2006 wurde es bei den Staatlichen Kunstsammlungen Dresden gegründet – das Gerhard Richter Archiv. Die einst per Handschlag besiegelte Kooperation steht ab jetzt auch auf vertraglicher und damit verbindlicher Basis, sagte Generaldirektorin Marion Ackermann.

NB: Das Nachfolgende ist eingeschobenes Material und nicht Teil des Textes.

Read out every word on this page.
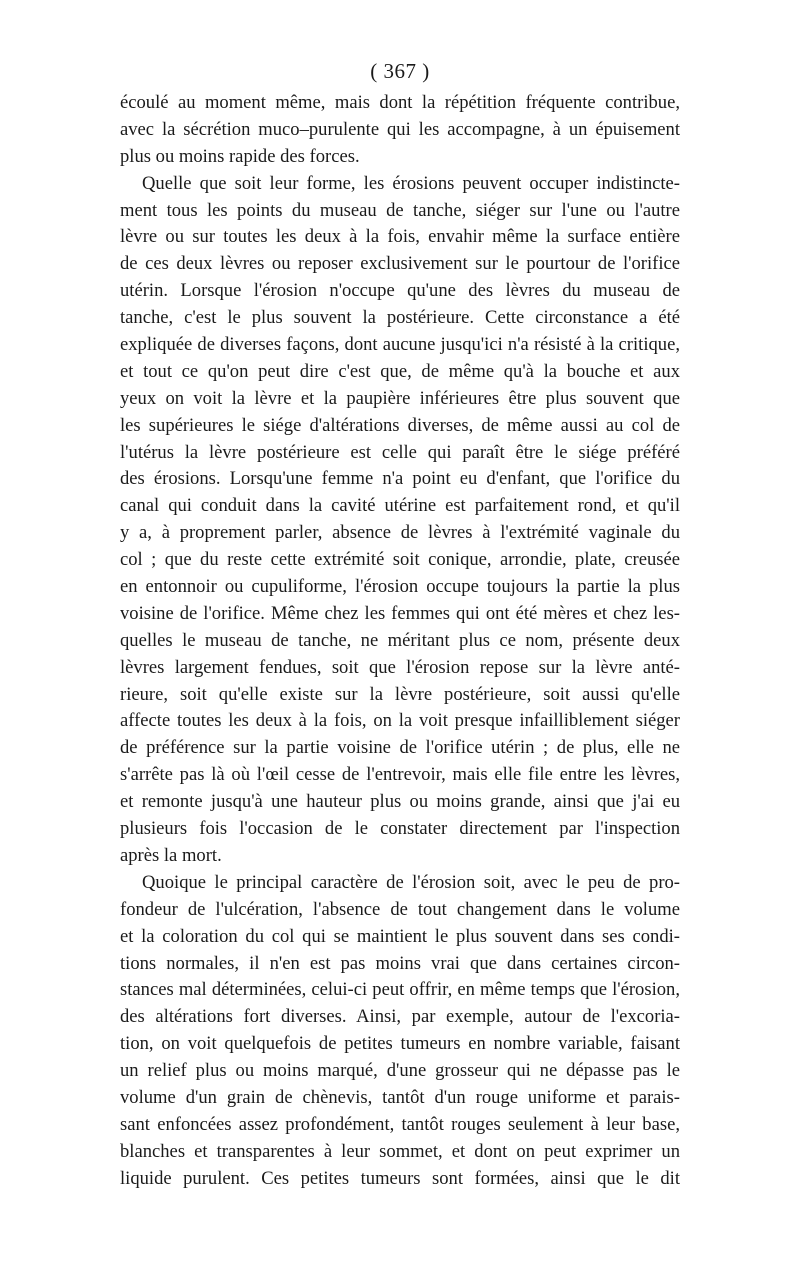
( 367 )
écoulé au moment même, mais dont la répétition fréquente contribue,
avec la sécrétion muco–purulente qui les accompagne, à un épuisement
plus ou moins rapide des forces.
Quelle que soit leur forme, les érosions peuvent occuper indistincte-
ment tous les points du museau de tanche, siéger sur l'une ou l'autre
lèvre ou sur toutes les deux à la fois, envahir même la surface entière
de ces deux lèvres ou reposer exclusivement sur le pourtour de l'orifice
utérin. Lorsque l'érosion n'occupe qu'une des lèvres du museau de
tanche, c'est le plus souvent la postérieure. Cette circonstance a été
expliquée de diverses façons, dont aucune jusqu'ici n'a résisté à la critique,
et tout ce qu'on peut dire c'est que, de même qu'à la bouche et aux
yeux on voit la lèvre et la paupière inférieures être plus souvent que
les supérieures le siége d'altérations diverses, de même aussi au col de
l'utérus la lèvre postérieure est celle qui paraît être le siége préféré
des érosions. Lorsqu'une femme n'a point eu d'enfant, que l'orifice du
canal qui conduit dans la cavité utérine est parfaitement rond, et qu'il
y a, à proprement parler, absence de lèvres à l'extrémité vaginale du
col ; que du reste cette extrémité soit conique, arrondie, plate, creusée
en entonnoir ou cupuliforme, l'érosion occupe toujours la partie la plus
voisine de l'orifice. Même chez les femmes qui ont été mères et chez les-
quelles le museau de tanche, ne méritant plus ce nom, présente deux
lèvres largement fendues, soit que l'érosion repose sur la lèvre anté-
rieure, soit qu'elle existe sur la lèvre postérieure, soit aussi qu'elle
affecte toutes les deux à la fois, on la voit presque infailliblement siéger
de préférence sur la partie voisine de l'orifice utérin ; de plus, elle ne
s'arrête pas là où l'œil cesse de l'entrevoir, mais elle file entre les lèvres,
et remonte jusqu'à une hauteur plus ou moins grande, ainsi que j'ai eu
plusieurs fois l'occasion de le constater directement par l'inspection
après la mort.
Quoique le principal caractère de l'érosion soit, avec le peu de pro-
fondeur de l'ulcération, l'absence de tout changement dans le volume
et la coloration du col qui se maintient le plus souvent dans ses condi-
tions normales, il n'en est pas moins vrai que dans certaines circon-
stances mal déterminées, celui-ci peut offrir, en même temps que l'érosion,
des altérations fort diverses. Ainsi, par exemple, autour de l'excoria-
tion, on voit quelquefois de petites tumeurs en nombre variable, faisant
un relief plus ou moins marqué, d'une grosseur qui ne dépasse pas le
volume d'un grain de chènevis, tantôt d'un rouge uniforme et parais-
sant enfoncées assez profondément, tantôt rouges seulement à leur base,
blanches et transparentes à leur sommet, et dont on peut exprimer un
liquide purulent. Ces petites tumeurs sont formées, ainsi que le dit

Nach Angaben der Kunstsammlungen wird das Gerhard Richter Archiv noch enger mit dem Kölner Atelier des wichtigsten deutschen Gegenwartskünstlers zusammenarbeiten. Richter selbst unterstützt das Archiv. Es sei gut, dass es existiere, sagte der 85-Jährige.

Das Archiv trägt alles Material zu Richters künstlerischem Leben zusammen. Der Bestand umfasst rund 300 Publikationen zu Richter und weitere 4.500 mit Bezug zu ihm. Zudem gibt es 1.100 Zeitschriften und 21.000 Zeitungsartikel über ihn, 14.000 Fotos seit 1962, etwa 950 Kunstplakate und Einladungskarten zu Ausstellungen sowie 1.650 Briefe, Manuskripte, Dokumente und Werbung, die als Fotovorlagen dienten – darunter Aufnahmen von Fotogemälden, die der Künstler in den 1960er Jahren vernichtete.

Das Material stammt von Richter selbst, Sammlern, Galerien, Auktionen und Antiquariaten. Es wird von Wissenschaftlern, renommierten Auktionshäusern oder Museen genutzt, Publikationen und Ausstellungen machen ausgewählte Aspekte publik.

Seit 2011 arbeitet das Archiv an einem Werkverzeichnis aller Bilder und Skulpturen. Der siebenbändige "Catalogue Raisonné" soll 2022 fertig sein.